The systemless bitmap faces are original artwork and are licensed separately
from the crate's GPL code. The glyph sources in
`src/quickdraw/fonts/pixel_font/` are additionally available under the **SIL
Open Font License 1.1** (see [OFL.txt](./OFL.txt)), with **"Systemless"** as
the Reserved Font Name. This lets the faces be reused outside this project —
including in software that is not GPL — while the emulator code itself stays
GPL-3.0-or-later. Under the OFL, a modified font must not use the reserved
name.

## Useful Environment Variables

| Variable | Effect |
| -------- | ------ |
| `SYSTEMLESS_LOAD_EXECUTABLE` | Selects an executable from a multi-app archive by substring. |
| `SYSTEMLESS_ORIGINAL_FONTS_DIR` | Loads optional runtime font override blobs. |
| `SYSTEMLESS_SHOW_MENU_BAR` | Shows classic Mac menu chrome by default. |
| `SYSTEMLESS_TRACE_LOAD` | Logs archive, VFS, resource, and startup loading diagnostics. |
| `SYSTEMLESS_TRACE_LOADSEG` | Logs Segment Loader jump-table patching. |
| `SYSTEMLESS_TRACE_TRAP_COUNTS` | Prints trap dispatch frequency summaries. |

## References & Documentation Conventions

Systemless reimplements guest-visible Toolbox / OS behavior, favoring what an
application observes over cycle- or hardware-level fidelity. That behavior is a
contract, so non-obvious decisions are documented **at the code that implements
them** and cite the source that justifies them — a reader should be able to
check the reasoning without leaving the file.

**When to cite.** Add a citation whenever the "why" is not obvious from the
code: trap semantics and edge cases, magic constants and error codes, on-disk or
in-heap struct layouts, and any deliberate deviation from the books. Put it in
the `///` doc comment of the trap/function, or an inline `//` comment on the
exact line it explains.

**Inside Macintosh** is the primary source. Cite the volume, year, and page,
using `p.` for a page and `pp.` for a range:

- Old series — roman-numeral volumes; the page carries the volume prefix:
  `Inside Macintosh Volume I (1985), p. I-115`
- New series — named volumes; the page is chapter-page:
  `Inside Macintosh: Devices (1994), pp. 2-70`

A short form without the year is fine for a repeated reference in the same area
(`Inside Macintosh Volume I, I-189`).
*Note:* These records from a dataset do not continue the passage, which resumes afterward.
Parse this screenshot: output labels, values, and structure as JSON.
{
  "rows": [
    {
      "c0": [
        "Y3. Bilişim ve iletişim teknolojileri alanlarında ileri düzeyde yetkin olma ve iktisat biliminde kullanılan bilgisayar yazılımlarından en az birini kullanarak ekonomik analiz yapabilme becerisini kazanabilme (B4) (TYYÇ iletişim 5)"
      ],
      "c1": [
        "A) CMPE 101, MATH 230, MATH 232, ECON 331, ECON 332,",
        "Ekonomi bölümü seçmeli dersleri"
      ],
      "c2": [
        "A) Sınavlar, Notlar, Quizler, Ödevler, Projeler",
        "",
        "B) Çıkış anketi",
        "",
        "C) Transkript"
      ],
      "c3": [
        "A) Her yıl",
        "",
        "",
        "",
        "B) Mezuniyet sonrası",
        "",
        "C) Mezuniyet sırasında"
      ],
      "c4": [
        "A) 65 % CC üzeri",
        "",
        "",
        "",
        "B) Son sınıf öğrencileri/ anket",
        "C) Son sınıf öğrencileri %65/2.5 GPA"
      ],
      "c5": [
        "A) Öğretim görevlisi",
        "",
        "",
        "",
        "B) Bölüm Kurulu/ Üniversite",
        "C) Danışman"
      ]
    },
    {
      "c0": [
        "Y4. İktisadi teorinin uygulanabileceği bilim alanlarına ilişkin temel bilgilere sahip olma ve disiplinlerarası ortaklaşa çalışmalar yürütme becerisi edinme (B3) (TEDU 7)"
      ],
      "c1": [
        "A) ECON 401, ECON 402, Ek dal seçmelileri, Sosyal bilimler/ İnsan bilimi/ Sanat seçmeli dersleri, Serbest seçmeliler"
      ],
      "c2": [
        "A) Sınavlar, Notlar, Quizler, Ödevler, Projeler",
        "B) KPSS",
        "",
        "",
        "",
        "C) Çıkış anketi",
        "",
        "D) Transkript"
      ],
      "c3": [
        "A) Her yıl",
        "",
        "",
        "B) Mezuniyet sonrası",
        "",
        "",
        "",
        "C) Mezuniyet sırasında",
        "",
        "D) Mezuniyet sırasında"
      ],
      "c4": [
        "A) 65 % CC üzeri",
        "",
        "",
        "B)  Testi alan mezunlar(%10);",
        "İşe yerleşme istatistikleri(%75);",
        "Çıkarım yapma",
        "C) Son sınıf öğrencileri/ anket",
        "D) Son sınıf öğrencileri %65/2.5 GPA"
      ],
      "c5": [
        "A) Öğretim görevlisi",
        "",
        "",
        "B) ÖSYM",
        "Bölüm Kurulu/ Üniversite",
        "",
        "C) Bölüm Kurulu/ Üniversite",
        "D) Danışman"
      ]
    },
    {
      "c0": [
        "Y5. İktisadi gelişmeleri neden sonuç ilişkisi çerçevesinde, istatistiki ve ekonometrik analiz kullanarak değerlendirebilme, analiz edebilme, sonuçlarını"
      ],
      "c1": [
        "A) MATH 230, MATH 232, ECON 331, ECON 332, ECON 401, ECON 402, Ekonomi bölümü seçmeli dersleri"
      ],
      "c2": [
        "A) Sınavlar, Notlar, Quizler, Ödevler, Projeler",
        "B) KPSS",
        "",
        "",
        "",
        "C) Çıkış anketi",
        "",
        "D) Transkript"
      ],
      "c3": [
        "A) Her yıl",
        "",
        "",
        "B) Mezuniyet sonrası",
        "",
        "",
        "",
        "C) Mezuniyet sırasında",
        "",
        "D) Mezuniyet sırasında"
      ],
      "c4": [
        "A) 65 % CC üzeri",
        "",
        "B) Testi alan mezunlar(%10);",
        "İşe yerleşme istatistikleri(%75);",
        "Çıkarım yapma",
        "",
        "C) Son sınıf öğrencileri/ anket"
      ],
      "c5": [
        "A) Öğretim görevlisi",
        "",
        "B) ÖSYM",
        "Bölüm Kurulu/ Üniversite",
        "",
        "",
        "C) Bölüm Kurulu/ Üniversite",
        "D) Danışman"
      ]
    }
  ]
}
Multiple sources can back one line:
`Inside Macintosh: Files (1992), p. 2-236; Technical Note #108`.

**Other sources**, cited the same way (inline, next to the code):

- **BasiliskII** / **Executor** — when the books are silent or ambiguous, cite
  the observed behavior of an existing emulator that a matching guest relies on;
  name the file/function where it helps (e.g. `BasiliskII's fpu_ieee.cpp`).
- **Apple Technical Notes** — by number, e.g. `Technical Note #108`.

Cite only the source, never the test that checks it: comments should not name
tests, fixtures, or tooling that live outside this crate.

Prefer the narrowest source that settles the question, and always note when
Systemless intentionally diverges from it, and why.

## License

The emulator code is GPL-3.0-or-later. See [LICENSE](./LICENSE).

The systemless bitmap fonts are original artwork authored for this project and
are additionally available under the SIL Open Font License 1.1 (see
[OFL.txt](./OFL.txt)), Reserved Font Name "Systemless" — see
[Font license](#font-license). No third-party font data is bundled.